TS EAMCET 2017 Code A Solved Paper

Given equation of the curves are, $x^{2}=8 y \ldots (1)$ $x y=8 \ldots (2)$ On solving equation (1) and $(2),$ we get $x=4$ $y=2$ Therefore, the point of intersection of given curves is (4,2).
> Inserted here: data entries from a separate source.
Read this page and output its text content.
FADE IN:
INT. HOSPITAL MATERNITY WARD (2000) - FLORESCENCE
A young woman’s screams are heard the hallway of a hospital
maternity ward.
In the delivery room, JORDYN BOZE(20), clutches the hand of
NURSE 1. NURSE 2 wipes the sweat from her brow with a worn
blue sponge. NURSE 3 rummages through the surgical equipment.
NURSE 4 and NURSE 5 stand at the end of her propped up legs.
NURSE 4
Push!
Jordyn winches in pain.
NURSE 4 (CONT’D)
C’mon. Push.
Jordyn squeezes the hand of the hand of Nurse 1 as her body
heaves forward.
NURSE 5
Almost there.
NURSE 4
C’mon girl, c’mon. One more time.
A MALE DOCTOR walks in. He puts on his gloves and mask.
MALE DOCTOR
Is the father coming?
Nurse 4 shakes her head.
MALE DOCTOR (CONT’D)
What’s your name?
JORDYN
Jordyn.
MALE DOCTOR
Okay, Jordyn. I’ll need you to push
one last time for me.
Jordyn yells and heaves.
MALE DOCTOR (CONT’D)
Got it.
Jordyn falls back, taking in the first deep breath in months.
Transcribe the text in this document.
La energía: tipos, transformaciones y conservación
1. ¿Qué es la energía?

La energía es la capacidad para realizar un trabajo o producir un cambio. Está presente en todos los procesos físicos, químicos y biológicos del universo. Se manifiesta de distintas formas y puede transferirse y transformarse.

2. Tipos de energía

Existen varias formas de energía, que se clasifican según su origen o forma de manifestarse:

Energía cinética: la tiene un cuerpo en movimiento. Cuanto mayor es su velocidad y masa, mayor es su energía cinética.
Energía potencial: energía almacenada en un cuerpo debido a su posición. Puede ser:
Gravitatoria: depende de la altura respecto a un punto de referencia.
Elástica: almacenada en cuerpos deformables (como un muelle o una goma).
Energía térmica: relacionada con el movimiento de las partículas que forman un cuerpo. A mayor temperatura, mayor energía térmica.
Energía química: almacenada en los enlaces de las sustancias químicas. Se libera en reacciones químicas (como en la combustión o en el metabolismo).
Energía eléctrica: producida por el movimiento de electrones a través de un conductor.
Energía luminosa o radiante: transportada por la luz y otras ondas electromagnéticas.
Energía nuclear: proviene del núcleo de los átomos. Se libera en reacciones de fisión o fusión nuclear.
Slope of tangent to the curve (1) at point (4,2) is calculated as $x^{2}=8 y$ $2x=8 \;\; \frac{dy}{dx} \Rightarrow \;\; \frac{dy}{dy}=\;\; \frac{x}{4}$ $\Rightarrow m_{1}=1$ Slope of tangent to the curve ( 2 ) at point (4,2) is calculated $a s$ $xy=8$ $x \;\; \frac{dy}{dx} + y = 0 \Rightarrow \;\; \frac{dy}{dx} = -\;\; \frac{y}{x}$ $\Rightarrow m_{2}=-\;\; \frac{1}{2}$ The angle $\theta$ between the curves is calculated as, $\tan \theta = \left( \;\; \frac{m_{2} - m_{1}}{1 + m_{1} m_{2}} \right)$ $= \left( \;\; \frac{ \frac{-1}{2} - 1 }{ 1 - \frac{1}{2} } \right)$ $\tan \theta = -3$ $\theta = \tan^{-1}(-3)$